Romania Pricing and Profit
Because the market forces of supply and demand did not
operate
in the centrally planned command economy, prices were
calculated
and assigned to goods and services by a governmental body,
whose
decisions were shaped by political and ideological
considerations
as well as economics. Following the tenets of Marxism,
prices for
basic necessities had been maintained at artificially low
levels
throughout the postwar period until 1982, when 220
different food
items were marked up 35 percent. Even after the increases,
however,
food was priced below the cost of production, and state
subsidies
were required to make up the difference. At the same time,
prices
for what the party categorized as luxury goods--blue
jeans, stereo
equipment, cars, refrigerators--were far higher than
justified by
production costs. Consequently, per capita ownership of
consumer
durables was the lowest in Eastern Europe except for
Albania.
The inflexible system of centrally controlled prices
created
serious economic dislocation. Lacking the free-market
mechanism of
self-adjusting prices to regulate output, the economy
misallocated
resources, producing surpluses of low-demand items and
chronic
shortages of highly sought products, including basic
necessities.
This serious failing notwithstanding, the Ceausescu
government in
the late 1980s adamantly refused to modify the system and
in fact
was moving to strengthen the role of central planners in
setting
prices.
Wholesale and retail prices were assigned by the State
Committee for Prices, with representation from the State
Planning
Committee, the Ministry of Finance, the Ministry of
Foreign Trade
and International Economic Cooperation, the Central
Statistical
Bureau, and the Central Council of the General Trade Union
Confederation. The committee computed the price of an item
based in
part on normative industry-wide costs for the materials,
labor, and
capital used in its production. In addition, the price
included a
planned profit, which was a fixed percentage of the
normative
production cost. After a pricing revision, approved by the
GNA in
December 1988, the profit rate was set at between 3 and 8
percent
of cost. An additional profit margin was factored into the
price of
commodities destined for export--6 percent for
soft-currency and 10
percent for hard-currency exports.
Because prices were based on industry-standard costs,
enterprises with lower than average costs earned
above-plan
profits, but those with high costs ran deficits and had to
be
supported by state subsidies.

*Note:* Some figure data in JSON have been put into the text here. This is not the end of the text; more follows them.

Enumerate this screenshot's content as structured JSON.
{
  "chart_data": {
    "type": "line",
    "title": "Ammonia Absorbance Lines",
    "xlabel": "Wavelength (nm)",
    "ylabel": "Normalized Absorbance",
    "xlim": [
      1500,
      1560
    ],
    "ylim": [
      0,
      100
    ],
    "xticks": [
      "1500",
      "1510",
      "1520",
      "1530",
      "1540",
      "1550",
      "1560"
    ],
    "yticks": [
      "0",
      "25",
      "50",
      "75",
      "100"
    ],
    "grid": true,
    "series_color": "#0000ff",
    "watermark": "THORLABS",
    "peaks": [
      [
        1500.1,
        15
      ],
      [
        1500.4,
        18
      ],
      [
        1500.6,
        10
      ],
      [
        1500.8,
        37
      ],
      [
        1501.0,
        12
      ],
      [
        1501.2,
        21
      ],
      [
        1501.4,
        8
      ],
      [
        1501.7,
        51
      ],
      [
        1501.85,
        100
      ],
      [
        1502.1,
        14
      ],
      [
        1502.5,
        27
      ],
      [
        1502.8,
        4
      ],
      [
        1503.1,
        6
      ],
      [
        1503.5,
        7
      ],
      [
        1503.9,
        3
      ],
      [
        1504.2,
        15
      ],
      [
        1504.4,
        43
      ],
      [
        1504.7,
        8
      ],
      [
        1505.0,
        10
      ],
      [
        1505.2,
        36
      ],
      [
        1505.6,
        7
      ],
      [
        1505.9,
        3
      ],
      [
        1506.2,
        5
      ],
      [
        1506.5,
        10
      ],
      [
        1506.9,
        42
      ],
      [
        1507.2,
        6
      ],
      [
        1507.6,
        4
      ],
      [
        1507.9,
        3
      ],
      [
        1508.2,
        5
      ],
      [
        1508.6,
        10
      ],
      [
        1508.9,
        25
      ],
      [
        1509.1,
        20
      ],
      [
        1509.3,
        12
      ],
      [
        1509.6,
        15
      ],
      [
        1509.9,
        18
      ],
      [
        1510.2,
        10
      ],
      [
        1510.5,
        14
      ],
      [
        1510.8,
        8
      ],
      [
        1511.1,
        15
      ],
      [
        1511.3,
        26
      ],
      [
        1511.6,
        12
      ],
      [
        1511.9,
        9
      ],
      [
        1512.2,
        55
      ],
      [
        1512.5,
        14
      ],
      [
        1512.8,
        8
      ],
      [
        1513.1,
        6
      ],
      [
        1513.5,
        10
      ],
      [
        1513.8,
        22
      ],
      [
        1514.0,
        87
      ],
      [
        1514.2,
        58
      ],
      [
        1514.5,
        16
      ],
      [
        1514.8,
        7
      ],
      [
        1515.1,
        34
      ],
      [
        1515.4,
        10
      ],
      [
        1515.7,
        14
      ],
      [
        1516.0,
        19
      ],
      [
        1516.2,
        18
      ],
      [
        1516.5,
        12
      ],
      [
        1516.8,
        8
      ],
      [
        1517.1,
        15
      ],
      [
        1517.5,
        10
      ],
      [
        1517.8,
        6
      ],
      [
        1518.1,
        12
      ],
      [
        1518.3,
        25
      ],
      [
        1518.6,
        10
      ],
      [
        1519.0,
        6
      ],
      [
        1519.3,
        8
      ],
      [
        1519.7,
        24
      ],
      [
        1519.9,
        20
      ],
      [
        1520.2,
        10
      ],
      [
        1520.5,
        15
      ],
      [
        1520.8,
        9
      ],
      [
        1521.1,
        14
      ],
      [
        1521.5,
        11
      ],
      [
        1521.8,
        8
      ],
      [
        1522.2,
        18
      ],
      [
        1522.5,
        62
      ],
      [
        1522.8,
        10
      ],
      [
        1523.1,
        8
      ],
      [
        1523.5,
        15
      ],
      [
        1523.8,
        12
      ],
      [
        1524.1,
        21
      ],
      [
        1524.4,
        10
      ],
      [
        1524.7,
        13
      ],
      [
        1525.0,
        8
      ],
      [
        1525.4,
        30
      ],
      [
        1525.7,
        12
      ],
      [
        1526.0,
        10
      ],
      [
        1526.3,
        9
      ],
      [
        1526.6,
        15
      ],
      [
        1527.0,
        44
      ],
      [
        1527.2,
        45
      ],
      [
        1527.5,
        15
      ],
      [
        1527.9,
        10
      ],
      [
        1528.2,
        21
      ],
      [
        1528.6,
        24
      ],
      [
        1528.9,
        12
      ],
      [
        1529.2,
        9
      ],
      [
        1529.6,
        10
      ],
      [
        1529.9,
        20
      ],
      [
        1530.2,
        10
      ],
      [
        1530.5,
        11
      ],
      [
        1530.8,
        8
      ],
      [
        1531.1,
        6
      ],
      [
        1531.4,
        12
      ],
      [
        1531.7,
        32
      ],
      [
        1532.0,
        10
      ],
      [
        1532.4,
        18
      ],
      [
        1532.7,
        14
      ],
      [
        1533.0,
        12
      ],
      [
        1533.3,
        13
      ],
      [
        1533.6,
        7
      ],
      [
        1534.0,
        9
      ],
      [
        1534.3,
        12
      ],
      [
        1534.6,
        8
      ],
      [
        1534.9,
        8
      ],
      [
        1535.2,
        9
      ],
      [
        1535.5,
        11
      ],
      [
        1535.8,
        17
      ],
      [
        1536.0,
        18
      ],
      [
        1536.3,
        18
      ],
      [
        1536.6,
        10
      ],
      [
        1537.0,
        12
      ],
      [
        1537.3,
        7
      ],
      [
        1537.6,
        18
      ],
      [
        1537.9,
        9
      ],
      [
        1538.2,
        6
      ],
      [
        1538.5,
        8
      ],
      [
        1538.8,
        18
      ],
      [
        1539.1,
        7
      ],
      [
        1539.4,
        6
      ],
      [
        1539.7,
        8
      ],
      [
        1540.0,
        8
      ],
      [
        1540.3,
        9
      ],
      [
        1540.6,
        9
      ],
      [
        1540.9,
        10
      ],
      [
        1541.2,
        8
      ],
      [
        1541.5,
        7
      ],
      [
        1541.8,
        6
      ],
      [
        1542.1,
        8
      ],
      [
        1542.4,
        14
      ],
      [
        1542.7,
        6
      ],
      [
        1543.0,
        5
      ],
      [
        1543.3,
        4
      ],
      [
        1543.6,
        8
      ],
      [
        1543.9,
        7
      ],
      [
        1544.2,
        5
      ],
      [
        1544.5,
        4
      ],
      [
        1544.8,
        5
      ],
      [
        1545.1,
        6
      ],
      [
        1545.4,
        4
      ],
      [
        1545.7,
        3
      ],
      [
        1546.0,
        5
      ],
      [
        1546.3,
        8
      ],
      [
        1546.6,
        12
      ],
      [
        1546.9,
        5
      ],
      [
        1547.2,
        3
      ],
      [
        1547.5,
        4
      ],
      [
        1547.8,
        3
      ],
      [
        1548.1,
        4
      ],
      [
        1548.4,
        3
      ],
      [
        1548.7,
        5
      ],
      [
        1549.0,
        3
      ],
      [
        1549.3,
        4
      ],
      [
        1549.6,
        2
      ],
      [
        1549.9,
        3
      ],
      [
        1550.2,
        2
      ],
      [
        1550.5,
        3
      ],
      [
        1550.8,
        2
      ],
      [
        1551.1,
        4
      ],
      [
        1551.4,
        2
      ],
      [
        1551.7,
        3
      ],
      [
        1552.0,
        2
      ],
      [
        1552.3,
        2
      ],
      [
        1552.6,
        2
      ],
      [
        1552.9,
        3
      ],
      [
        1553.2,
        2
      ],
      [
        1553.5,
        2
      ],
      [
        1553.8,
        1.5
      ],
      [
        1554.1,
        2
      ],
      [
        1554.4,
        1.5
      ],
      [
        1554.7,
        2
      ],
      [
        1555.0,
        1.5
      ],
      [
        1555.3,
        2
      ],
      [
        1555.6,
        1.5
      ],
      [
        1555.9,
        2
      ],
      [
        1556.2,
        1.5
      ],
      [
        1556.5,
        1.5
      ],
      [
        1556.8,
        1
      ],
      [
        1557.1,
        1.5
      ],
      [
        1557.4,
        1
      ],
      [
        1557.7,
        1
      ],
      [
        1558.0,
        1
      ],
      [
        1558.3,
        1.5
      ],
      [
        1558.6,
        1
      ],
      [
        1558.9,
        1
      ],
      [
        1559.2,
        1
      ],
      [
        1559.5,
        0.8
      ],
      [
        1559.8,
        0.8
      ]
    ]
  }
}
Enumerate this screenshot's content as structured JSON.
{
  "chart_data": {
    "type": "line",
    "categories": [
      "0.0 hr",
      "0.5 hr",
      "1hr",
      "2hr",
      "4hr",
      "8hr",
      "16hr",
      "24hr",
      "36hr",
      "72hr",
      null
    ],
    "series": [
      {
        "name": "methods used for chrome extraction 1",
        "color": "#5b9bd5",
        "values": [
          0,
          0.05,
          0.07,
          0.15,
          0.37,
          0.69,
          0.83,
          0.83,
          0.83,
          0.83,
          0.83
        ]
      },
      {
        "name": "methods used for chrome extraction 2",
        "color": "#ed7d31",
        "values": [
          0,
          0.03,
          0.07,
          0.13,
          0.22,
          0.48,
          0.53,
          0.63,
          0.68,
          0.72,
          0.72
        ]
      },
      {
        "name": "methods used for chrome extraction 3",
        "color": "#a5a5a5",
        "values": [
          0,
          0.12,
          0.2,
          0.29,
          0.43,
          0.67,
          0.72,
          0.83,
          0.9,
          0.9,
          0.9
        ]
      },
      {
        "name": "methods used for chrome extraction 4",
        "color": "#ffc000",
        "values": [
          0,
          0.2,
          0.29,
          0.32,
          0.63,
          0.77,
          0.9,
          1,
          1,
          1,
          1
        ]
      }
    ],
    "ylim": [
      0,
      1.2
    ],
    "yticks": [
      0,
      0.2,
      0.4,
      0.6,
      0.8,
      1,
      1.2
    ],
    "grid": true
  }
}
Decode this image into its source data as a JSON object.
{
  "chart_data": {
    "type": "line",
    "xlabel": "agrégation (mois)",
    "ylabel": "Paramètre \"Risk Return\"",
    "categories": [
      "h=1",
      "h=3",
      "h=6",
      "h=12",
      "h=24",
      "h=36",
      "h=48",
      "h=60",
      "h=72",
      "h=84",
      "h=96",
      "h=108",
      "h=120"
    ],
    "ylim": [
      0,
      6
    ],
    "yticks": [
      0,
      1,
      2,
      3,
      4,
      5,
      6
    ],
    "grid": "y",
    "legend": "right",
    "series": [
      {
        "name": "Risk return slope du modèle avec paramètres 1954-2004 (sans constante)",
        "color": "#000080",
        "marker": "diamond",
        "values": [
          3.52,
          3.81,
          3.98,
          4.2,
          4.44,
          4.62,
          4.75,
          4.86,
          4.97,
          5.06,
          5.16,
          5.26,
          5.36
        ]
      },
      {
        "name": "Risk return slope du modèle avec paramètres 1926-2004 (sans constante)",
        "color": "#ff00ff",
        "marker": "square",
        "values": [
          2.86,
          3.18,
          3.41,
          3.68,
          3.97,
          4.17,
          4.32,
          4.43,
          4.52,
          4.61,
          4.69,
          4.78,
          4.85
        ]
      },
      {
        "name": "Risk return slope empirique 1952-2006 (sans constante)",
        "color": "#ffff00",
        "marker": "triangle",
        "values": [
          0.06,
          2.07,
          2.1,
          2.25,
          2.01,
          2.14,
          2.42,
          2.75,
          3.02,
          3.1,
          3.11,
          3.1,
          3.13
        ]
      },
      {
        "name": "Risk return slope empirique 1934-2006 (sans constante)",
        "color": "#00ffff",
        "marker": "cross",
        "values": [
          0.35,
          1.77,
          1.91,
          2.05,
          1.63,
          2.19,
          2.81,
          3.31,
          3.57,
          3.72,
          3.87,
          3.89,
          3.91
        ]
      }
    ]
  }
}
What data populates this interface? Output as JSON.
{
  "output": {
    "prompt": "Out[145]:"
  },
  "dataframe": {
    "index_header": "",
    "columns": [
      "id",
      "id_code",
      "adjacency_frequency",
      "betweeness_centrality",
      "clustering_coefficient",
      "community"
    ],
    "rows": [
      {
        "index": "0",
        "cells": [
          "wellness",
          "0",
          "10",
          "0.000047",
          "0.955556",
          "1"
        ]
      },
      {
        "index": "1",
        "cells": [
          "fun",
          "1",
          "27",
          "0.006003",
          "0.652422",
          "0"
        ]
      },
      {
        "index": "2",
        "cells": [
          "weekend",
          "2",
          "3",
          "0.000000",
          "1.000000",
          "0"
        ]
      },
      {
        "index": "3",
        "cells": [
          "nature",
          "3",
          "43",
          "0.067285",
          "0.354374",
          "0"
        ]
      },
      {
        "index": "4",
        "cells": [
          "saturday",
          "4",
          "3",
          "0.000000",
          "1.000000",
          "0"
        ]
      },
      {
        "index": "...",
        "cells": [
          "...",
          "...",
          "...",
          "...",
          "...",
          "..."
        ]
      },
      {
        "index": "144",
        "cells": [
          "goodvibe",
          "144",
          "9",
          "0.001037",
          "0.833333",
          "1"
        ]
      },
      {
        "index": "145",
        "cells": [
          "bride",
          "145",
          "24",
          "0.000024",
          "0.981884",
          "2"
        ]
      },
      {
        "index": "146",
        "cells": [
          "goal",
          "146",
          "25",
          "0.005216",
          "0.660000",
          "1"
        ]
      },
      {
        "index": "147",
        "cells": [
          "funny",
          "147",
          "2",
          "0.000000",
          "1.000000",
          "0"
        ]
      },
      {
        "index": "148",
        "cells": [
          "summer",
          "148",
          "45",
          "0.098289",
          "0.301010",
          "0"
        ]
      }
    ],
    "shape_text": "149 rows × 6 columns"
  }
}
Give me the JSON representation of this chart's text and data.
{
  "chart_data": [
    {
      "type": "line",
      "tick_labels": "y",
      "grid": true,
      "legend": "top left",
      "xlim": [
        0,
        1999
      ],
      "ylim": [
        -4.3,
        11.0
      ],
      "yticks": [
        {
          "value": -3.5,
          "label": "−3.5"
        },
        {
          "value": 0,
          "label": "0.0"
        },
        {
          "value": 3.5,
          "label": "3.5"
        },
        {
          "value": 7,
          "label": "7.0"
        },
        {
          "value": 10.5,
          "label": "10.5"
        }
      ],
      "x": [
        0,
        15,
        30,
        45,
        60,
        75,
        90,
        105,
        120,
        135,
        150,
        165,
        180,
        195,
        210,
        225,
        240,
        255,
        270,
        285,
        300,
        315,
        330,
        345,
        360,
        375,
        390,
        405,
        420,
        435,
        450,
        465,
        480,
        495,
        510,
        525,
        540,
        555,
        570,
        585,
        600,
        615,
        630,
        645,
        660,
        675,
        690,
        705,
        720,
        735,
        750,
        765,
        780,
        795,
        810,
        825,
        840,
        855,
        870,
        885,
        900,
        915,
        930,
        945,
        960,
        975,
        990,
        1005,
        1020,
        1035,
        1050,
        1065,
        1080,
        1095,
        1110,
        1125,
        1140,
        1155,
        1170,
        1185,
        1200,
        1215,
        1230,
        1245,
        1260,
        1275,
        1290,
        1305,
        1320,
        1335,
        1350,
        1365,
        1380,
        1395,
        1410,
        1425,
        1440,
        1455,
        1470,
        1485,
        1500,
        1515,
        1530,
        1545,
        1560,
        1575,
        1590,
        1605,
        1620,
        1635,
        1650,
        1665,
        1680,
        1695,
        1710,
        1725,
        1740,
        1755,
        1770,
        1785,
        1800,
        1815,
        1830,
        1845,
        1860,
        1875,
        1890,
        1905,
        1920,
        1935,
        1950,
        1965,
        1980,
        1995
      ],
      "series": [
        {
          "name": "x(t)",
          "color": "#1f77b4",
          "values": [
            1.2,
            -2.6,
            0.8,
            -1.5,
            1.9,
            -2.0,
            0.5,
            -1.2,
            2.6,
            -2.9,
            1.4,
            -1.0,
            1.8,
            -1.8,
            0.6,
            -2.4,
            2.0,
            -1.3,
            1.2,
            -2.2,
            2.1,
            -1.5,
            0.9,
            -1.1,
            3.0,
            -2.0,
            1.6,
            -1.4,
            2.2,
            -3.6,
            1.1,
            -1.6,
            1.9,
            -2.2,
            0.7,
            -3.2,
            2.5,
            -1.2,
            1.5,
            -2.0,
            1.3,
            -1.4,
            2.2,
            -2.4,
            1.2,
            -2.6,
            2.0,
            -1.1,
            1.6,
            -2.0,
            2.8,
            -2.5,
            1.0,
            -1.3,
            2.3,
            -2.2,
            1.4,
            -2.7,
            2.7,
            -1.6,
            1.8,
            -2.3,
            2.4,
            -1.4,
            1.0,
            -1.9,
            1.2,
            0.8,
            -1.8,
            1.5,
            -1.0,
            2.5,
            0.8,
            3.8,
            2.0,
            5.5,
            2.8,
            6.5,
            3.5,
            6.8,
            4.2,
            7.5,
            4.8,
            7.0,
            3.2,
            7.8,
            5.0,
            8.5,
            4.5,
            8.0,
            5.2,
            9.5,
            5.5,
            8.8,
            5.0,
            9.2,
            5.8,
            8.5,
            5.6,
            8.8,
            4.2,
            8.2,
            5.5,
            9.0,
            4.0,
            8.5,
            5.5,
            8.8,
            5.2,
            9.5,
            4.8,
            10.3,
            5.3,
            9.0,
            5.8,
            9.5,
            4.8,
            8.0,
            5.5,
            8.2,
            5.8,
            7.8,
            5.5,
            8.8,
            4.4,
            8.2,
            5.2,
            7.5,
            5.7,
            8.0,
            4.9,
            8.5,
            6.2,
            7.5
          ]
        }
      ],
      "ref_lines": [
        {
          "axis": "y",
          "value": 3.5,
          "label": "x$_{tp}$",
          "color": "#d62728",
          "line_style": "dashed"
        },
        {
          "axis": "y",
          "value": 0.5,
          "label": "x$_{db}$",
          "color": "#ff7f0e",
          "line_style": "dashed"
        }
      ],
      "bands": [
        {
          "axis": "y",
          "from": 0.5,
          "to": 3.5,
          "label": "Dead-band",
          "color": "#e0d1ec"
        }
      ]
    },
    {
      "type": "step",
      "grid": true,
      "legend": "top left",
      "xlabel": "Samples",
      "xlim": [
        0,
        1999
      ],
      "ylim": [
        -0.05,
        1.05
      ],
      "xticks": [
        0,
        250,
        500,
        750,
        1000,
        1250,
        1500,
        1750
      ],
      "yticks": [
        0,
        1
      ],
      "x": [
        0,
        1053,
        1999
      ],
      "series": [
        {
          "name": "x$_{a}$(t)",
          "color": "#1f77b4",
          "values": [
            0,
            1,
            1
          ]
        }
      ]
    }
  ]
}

The New Economic and
Financial
Mechanism had called for making all enterprises
self-financing, and
those unable to break even were subject to dissolution.
But as of
early 1989, no instances of plants closing because of
unprofitability had been reported. A pricing law enacted
in
December, 1988, would allow enterprises to retain all
above-plan
profit earned in 1990 but would require them to transfer
half of
such profits to the state budget during the subsequent
four years.
The enterprises channeled their share of profits into
various bank
accounts and funds that provided working capital and
financed
investments, housing construction, social and cultural
amenities,
and profit sharing. The last fund paid bonuses to
employees if any
money remained following compulsory payments to the state
and the
other funds. But if an enterprise failed to meet its
production
target--an increasingly common occurrence in the
1980s--the profitsharing fund was reduced accordingly.